The sand-colored nighthawk (Chordeiles rupestris) is a species of nightjar in the family Caprimulgidae. It is found in Bolivia, Brazil, Colombia, Ecuador, Peru, and Venezuela.

==Taxonomy and systematics==

Major taxonomic systems recognize two subspecies of sand-colored nighthawk, the nominate Chordeiles rupestris rupestris and C. r. xylostictus. However, at least two authors contend it is better treated as monotypic.

==Description==

The sand-colored nighthawk is 20.5 to 22 cm long. Its upperparts are pale grayish brown with darker brown streaks, bars, and spots. The chin and throat are white to buffy white, the breast grayish white with a cinnamon tinge and brown bars and spots, and the belly white with brown spots on its upper part. The underside of the wing is also mostly white.

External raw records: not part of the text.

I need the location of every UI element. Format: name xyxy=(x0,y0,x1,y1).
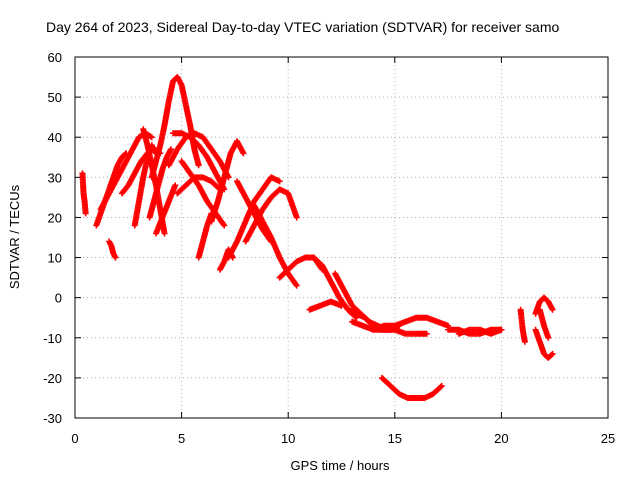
y-tick-label: -10 xyxy=(43,331,62,346)
data-point-marker xyxy=(82,210,89,217)
series-arc-16 xyxy=(208,138,247,225)
data-point-marker xyxy=(148,134,155,141)
y-tick-label: 30 xyxy=(48,170,62,185)
series-arc-3 xyxy=(97,130,155,213)
series-arc-24 xyxy=(306,298,345,313)
x-axis-label: GPS time / hours xyxy=(291,458,390,473)
x-tick-label: 10 xyxy=(281,431,295,446)
series-arc-20 xyxy=(242,186,300,245)
y-tick-label: 60 xyxy=(48,50,62,65)
series-arc-28 xyxy=(370,314,452,333)
data-point-marker xyxy=(276,178,283,185)
data-point-marker xyxy=(172,182,179,189)
data-point-marker xyxy=(167,146,174,153)
data-point-marker xyxy=(438,382,445,389)
y-tick-label: -20 xyxy=(43,371,62,386)
x-tick-label: 20 xyxy=(494,431,508,446)
data-point-marker xyxy=(293,214,300,221)
y-tick-label: 0 xyxy=(55,291,62,306)
y-tick-labels: -30 -20 -10 0 10 20 30 40 50 60 xyxy=(43,50,62,426)
data-point-marker xyxy=(498,326,505,333)
data-point-marker xyxy=(112,254,119,261)
data-points xyxy=(79,74,556,401)
x-tick-label: 5 xyxy=(178,431,185,446)
series-arc-18 xyxy=(225,174,283,261)
data-point-marker xyxy=(240,150,247,157)
series-arc-31 xyxy=(455,326,505,337)
series-arc-9 xyxy=(148,74,202,181)
x-tick-label: 0 xyxy=(71,431,78,446)
axis-ticks xyxy=(74,56,609,419)
series-arc-29 xyxy=(379,374,445,401)
data-point-marker xyxy=(437,383,444,390)
series-arc-32 xyxy=(517,306,528,345)
x-tick-label: 15 xyxy=(388,431,402,446)
series-arc-10 xyxy=(153,182,179,237)
y-tick-label: 20 xyxy=(48,210,62,225)
data-point-marker xyxy=(549,306,556,313)
chart-title: Day 264 of 2023, Sidereal Day-to-day VTE… xyxy=(46,19,559,35)
x-tick-labels: 0 5 10 15 20 25 xyxy=(71,431,615,446)
series-arc-33 xyxy=(532,294,556,317)
data-point-marker xyxy=(293,282,300,289)
data-point-marker xyxy=(423,330,430,337)
series-arc-21 xyxy=(251,202,300,289)
y-tick-label: 50 xyxy=(48,90,62,105)
data-point-marker xyxy=(221,222,228,229)
series-arc-14 xyxy=(178,158,228,229)
x-tick-label: 25 xyxy=(601,431,615,446)
plot-frame xyxy=(74,56,609,419)
data-point-marker xyxy=(338,302,345,309)
data-point-marker xyxy=(161,230,168,237)
data-point-marker xyxy=(549,350,556,357)
series-arc-4 xyxy=(106,238,119,261)
data-point-marker xyxy=(195,162,202,169)
series-arc-8 xyxy=(146,146,174,221)
y-axis-label: SDTVAR / TECUs xyxy=(7,184,22,289)
series-arc-34 xyxy=(532,326,556,361)
series-arc-35 xyxy=(536,306,552,341)
data-point-marker xyxy=(548,351,555,358)
y-tick-label: -30 xyxy=(43,411,62,426)
y-tick-label: 40 xyxy=(48,130,62,145)
data-point-marker xyxy=(521,338,528,345)
series-arc-1 xyxy=(79,170,89,217)
y-tick-label: 10 xyxy=(48,251,62,266)
grid-lines xyxy=(75,57,608,418)
data-point-marker xyxy=(545,334,552,341)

==Distribution and habitat==

The nominate subspecies of sand-colored nighthawk is found widely in northwestern Amazonia of southeastern Colombia, southwestern Venezuela, northeastern Peru, and northwestern Brazil. It is also found more narrowly along river corridors in eastern Ecuador, Peru, northern Bolivia, and western Brazil. C. r. xylostictus is found only in Colombia's Cundinamarca Department. The species inhabits the western Amazon basin, primarily along watercourses but including oxbow lakes and grassy clearings such as airstrips. It is seldom found in areas above 500 m elevation.

==Behavior==

The sand-colored nighthawk is crepuscular and nocturnal. During the day it roosts on river islands and sandbars, often in large numbers. In times of high water it will roost in trees overhanging the water.

===Feeding===

The sand-colored nighthawk forages very actively at dusk and then on and off during the night. Its diet has not been studied in detail but is known to be entirely insects. Its flight has been described as less erratic than that of other nightjars, with an "oddly mechanical"" flapping that resembles that of terns.

===Breeding===

The sand-colored nighhawk's breeding season spans from May through August in southeastern Peru and from June to September in central Brazil but has not been defined in the rest of its range. They nest in loose colonies, often near those of yellow-billed tern, large-billed tern, and black skimmer. They lay their clutch of two eggs in a scrape on a sandbar.

===Vocalization===

The sand-colored nighthawk apparently seldom sings, but it does so from the ground, "a gurgling purr...interspersed with quiet throat-clearing sound and loud grawh notes." It also makes a variety of other vocalizations when chasing another bird or defending a nest.

==Status==

The IUCN has assessed the sand-colored nighthawk as being of Least Concern. It has a very large range, and though its population is believed to be declining, the rate of decline is not thought to be fast enough for a more serious rating. No immediate threats have been identified.